Он понимал, что сидит на террасе у Ксении Анатольевны в последний раз, во всяком случае, в последний раз перед долгой разлукой; что девушка Ася проедет мимо его судьбы – не станет же она дожидаться из армии едва знакомого человека. Он сидел за столом, вдыхая трогательный, с нотками ванили, накатывающий волнами аромат жимолости, что росла у ступеней веранды, и заворожённо отмечал, как длинные тени кипарисов подбираются к двум обложенным кирпичами клумбам, где ещё горели на солнце ноготки и ромашки, но вот‑вот должны были погаснуть – надолго, если не навсегда.

Пруд, который выкопал покойный Володин отец, неподвижно лежал в тени кипарисов огромным латунным диском, и на глади его возникали и гасли узоры от рыбьих плавников.

– Итак, други мои, – сказала Володина мать, доставая из буфета диковинную расклешённую бутыль тёмного стекла, – запомните этот день хорошенько, ибо не уверена, доведётся ли вам ещё в жизни такое вкушать… Это, мальчики, коньяк тысяча восемьсот восемьдесят третьего года! – И, осторожно наклоняя старинный сосуд, отвесила им в рюмки густую, как патока, янтарно‑смолистую субстанцию…

Борис не понял тогда – понравился ему напиток или не очень, уж больно вязким и странным для языка оказался, его вот именно что приходилось не пить, а вкушать


…но сейчас, лёжа лицом в жёлтый пупырчатый потолок общего вагона, он рассеянно листал страницы знакомой книги, вспоминая приземистую бутыль старинного коньяка и такие же приземистые рюмки красного стекла, вспоминая, как вкрадчиво и неумолимо тянулись длинные острые тени кипарисов к парчовой скатерти на столе.

 

«– …А помнишь, как мы весной спустились на итальянскую сторону Сен‑Бернара, после подъёма в снегах, и втроём с Чинком весь день шли до Аосты?

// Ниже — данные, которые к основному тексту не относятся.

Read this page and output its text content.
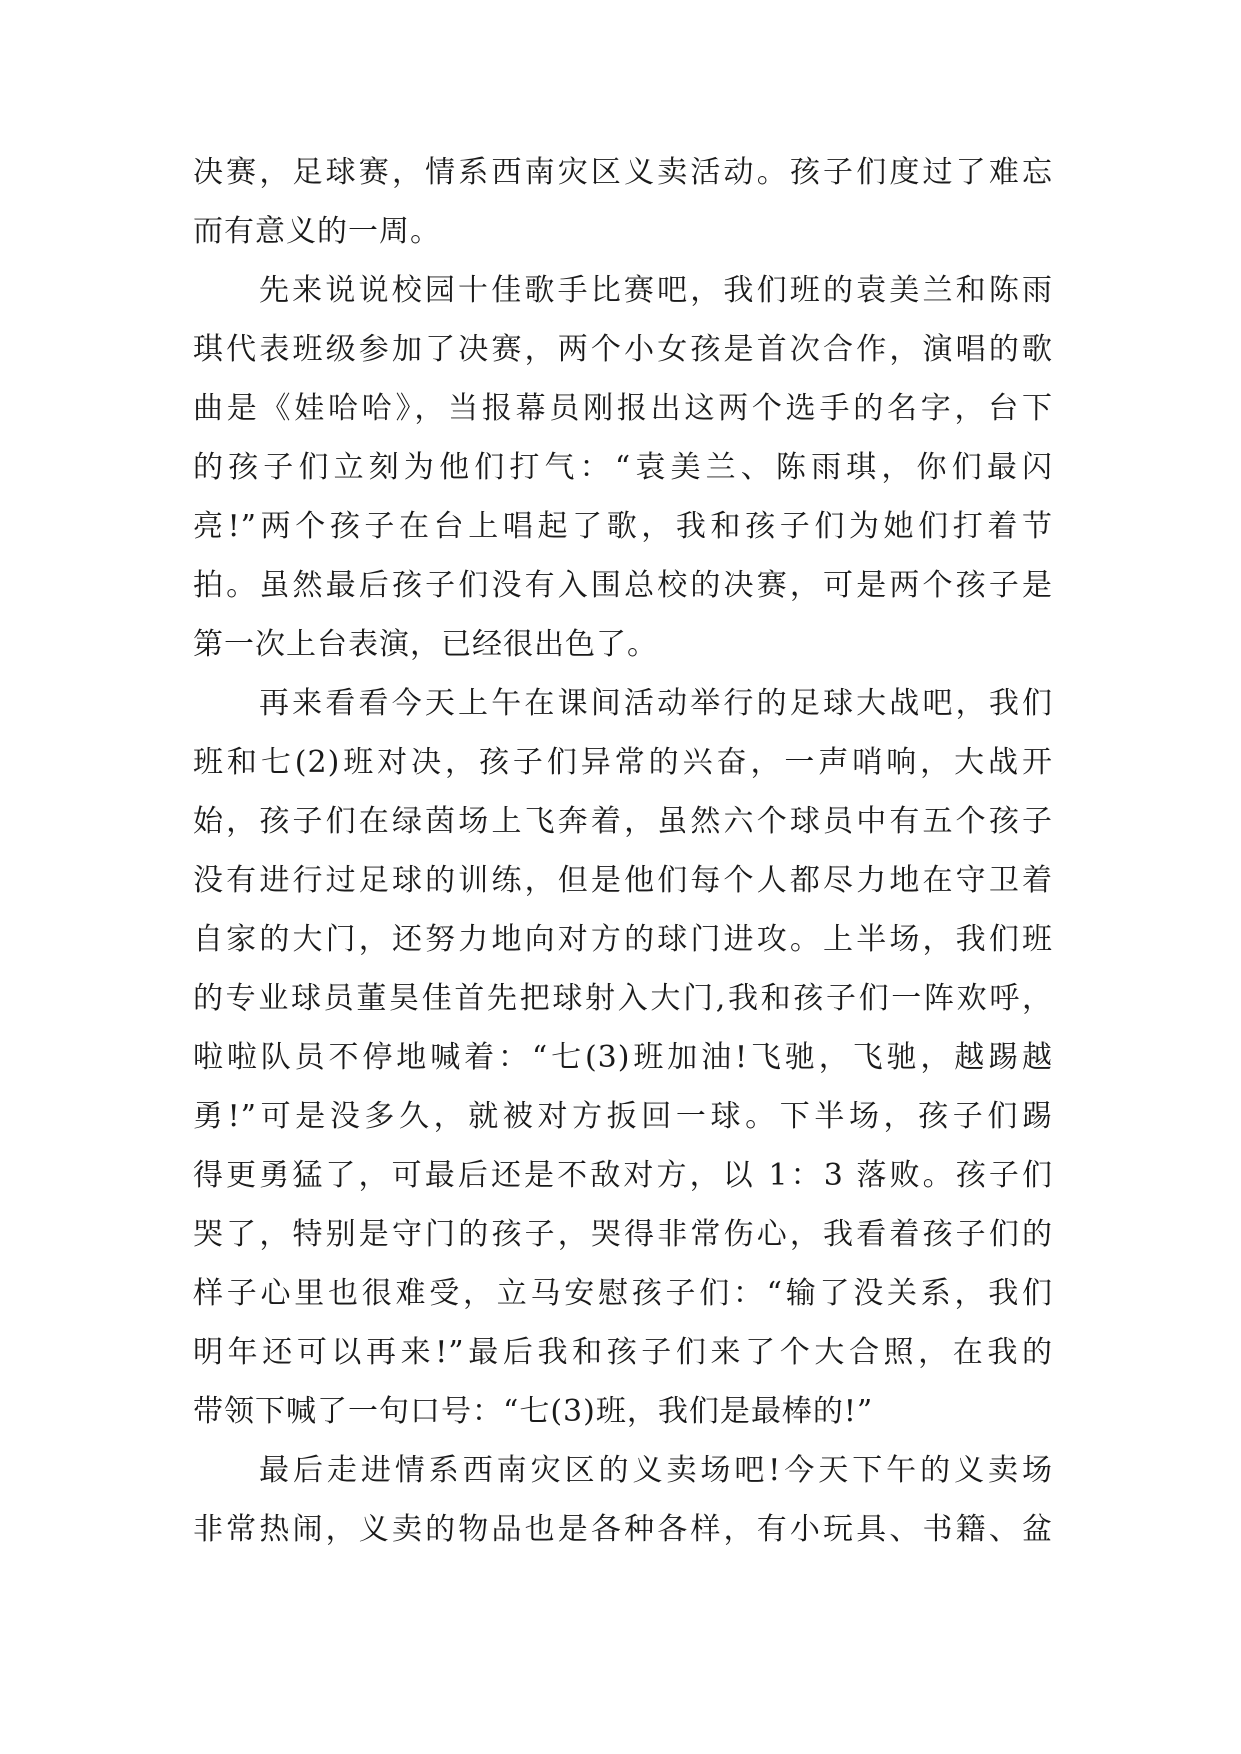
决赛，足球赛，情系西南灾区义卖活动。孩子们度过了难忘
而有意义的一周。
先来说说校园十佳歌手比赛吧，我们班的袁美兰和陈雨
琪代表班级参加了决赛，两个小女孩是首次合作，演唱的歌
曲是《娃哈哈》，当报幕员刚报出这两个选手的名字，台下
的孩子们立刻为他们打气：“袁美兰、陈雨琪，你们最闪
亮!”两个孩子在台上唱起了歌，我和孩子们为她们打着节
拍。虽然最后孩子们没有入围总校的决赛，可是两个孩子是
第一次上台表演，已经很出色了。
再来看看今天上午在课间活动举行的足球大战吧，我们
班和七(2)班对决，孩子们异常的兴奋，一声哨响，大战开
始，孩子们在绿茵场上飞奔着，虽然六个球员中有五个孩子
没有进行过足球的训练，但是他们每个人都尽力地在守卫着
自家的大门，还努力地向对方的球门进攻。上半场，我们班
的专业球员董昊佳首先把球射入大门,我和孩子们一阵欢呼，
啦啦队员不停地喊着：“七(3)班加油!飞驰，飞驰，越踢越
勇!”可是没多久，就被对方扳回一球。下半场，孩子们踢
得更勇猛了，可最后还是不敌对方，以 1：3 落败。孩子们
哭了，特别是守门的孩子，哭得非常伤心，我看着孩子们的
样子心里也很难受，立马安慰孩子们：“输了没关系，我们
明年还可以再来!”最后我和孩子们来了个大合照，在我的
带领下喊了一句口号：“七(3)班，我们是最棒的!”
最后走进情系西南灾区的义卖场吧!今天下午的义卖场
非常热闹，义卖的物品也是各种各样，有小玩具、书籍、盆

– Чинк называл это «Через Сен‑Бернар в городских туфлях». Помнишь свои туфли?

– Бедные туфли. Помнишь, как мы пили фруктовый коктейль в кафе «Биффи», в галерее «Капри», со свежими персиками и земляникой из высокого стеклянного кувшина со льдом?»

 

…Вдруг вспомнилось, как однажды в мае, получив стипендии, они с Володей наладились в Гурзуф: там, в Доме творчества художников имени Коровина, была такая заветная лавка чудес со всем очень нужным для работы: красками, кистями, лаком и разбавителями…

…Они вышли на остановке «Гурзуф‑павильон» и по главной улице Ленинградской (имя постороннее этому пейзажу, морю, шершавой скале Дженевез‑Кая) стали спускаться мимо домов с резными деревянными галереями к распахнутой внизу искристой чаше моря, где в четверти километрах от берега ярко и празднично, как на открытке, сидели знаменитые Адалары: две скалы, два горба древнего морского чудовища.

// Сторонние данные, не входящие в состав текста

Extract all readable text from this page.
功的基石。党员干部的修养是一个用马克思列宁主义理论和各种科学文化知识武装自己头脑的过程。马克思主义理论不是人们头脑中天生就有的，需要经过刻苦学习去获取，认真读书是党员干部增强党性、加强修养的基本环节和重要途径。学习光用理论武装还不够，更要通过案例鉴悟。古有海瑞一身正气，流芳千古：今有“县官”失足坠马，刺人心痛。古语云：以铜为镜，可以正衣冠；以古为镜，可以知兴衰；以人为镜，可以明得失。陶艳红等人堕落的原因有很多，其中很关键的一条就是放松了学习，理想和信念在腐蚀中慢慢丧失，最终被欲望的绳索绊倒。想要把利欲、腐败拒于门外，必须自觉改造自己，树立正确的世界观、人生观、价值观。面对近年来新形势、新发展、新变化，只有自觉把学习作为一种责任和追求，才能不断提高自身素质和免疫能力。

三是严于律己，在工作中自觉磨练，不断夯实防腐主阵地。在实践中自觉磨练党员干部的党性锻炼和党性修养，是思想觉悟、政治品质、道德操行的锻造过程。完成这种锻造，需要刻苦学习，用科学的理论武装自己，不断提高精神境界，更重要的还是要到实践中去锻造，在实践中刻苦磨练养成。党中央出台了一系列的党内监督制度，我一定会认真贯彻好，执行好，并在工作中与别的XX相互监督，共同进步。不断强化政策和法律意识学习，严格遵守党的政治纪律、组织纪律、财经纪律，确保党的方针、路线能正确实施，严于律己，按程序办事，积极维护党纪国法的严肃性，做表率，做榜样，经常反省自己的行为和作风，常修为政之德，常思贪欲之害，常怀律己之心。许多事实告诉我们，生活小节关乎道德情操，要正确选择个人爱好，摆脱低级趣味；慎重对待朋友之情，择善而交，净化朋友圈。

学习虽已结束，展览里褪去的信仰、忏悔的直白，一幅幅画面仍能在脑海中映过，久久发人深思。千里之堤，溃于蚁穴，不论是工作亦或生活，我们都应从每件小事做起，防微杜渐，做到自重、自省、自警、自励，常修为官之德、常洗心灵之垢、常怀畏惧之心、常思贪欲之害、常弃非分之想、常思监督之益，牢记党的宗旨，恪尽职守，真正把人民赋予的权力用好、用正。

От Ленинградки, и без того неширокой улицы, истёртыми ступенями спускались кривые путаные переулки. На каменных заборах мирно дремали кошки, настоящий цветник разного окраса шёрстки. Одна, красновато‑рыжая, сиявшая на солнце абрикосовым огнём, лениво потянулась, круто выгнула спину… и вдруг по широкой дуге перелетела улицу прямо перед лицами мальчиков, приземлившись на заборе слева.

– Ну и ну, – сказал Володя. – Кошка‑летяга…

Курортный сезон ещё толком не начался, ни фотографа с ручной обезьянкой, ни горластых зазывал на экскурсии. Утренний покой изливался на черепичные и плоские крыши, стекая вниз, к старым волнорезам с ржавой арматурой, вспыхивая кружевными брызгами пены в аквамариновой густоте моря.

Они остановились и заспорили – как передать на холсте эту синеву до горизонта: изумрудной зелёной, кобальтом голубым или индиго, а может, кобальтом синим, ультрамарином и кобальтом фиолетовым?

Скупнёмся, предложил Володька, время же есть?

Времени‑то было у них навалом, только на пляж не сунешься: трусы у обоих дырявые. Неловко… Они пошли по берегу в поисках безлюдного места и вскоре набрели на укромную бухточку за гребнем скалы; судя по проволочному забору, принадлежал этот участок чему‑то военно‑закрытому. Зато вокруг ни души, отметил Володька, можно купаться голяком, чтоб потом не фигурять в приличном месте с мокрыми задами. Они перелезли через забор, разделись и с воплями бросились в холодное утреннее море. Так что Борис не сразу оглянулся на Володин крик, когда тот напоролся ногой на что‑то острое.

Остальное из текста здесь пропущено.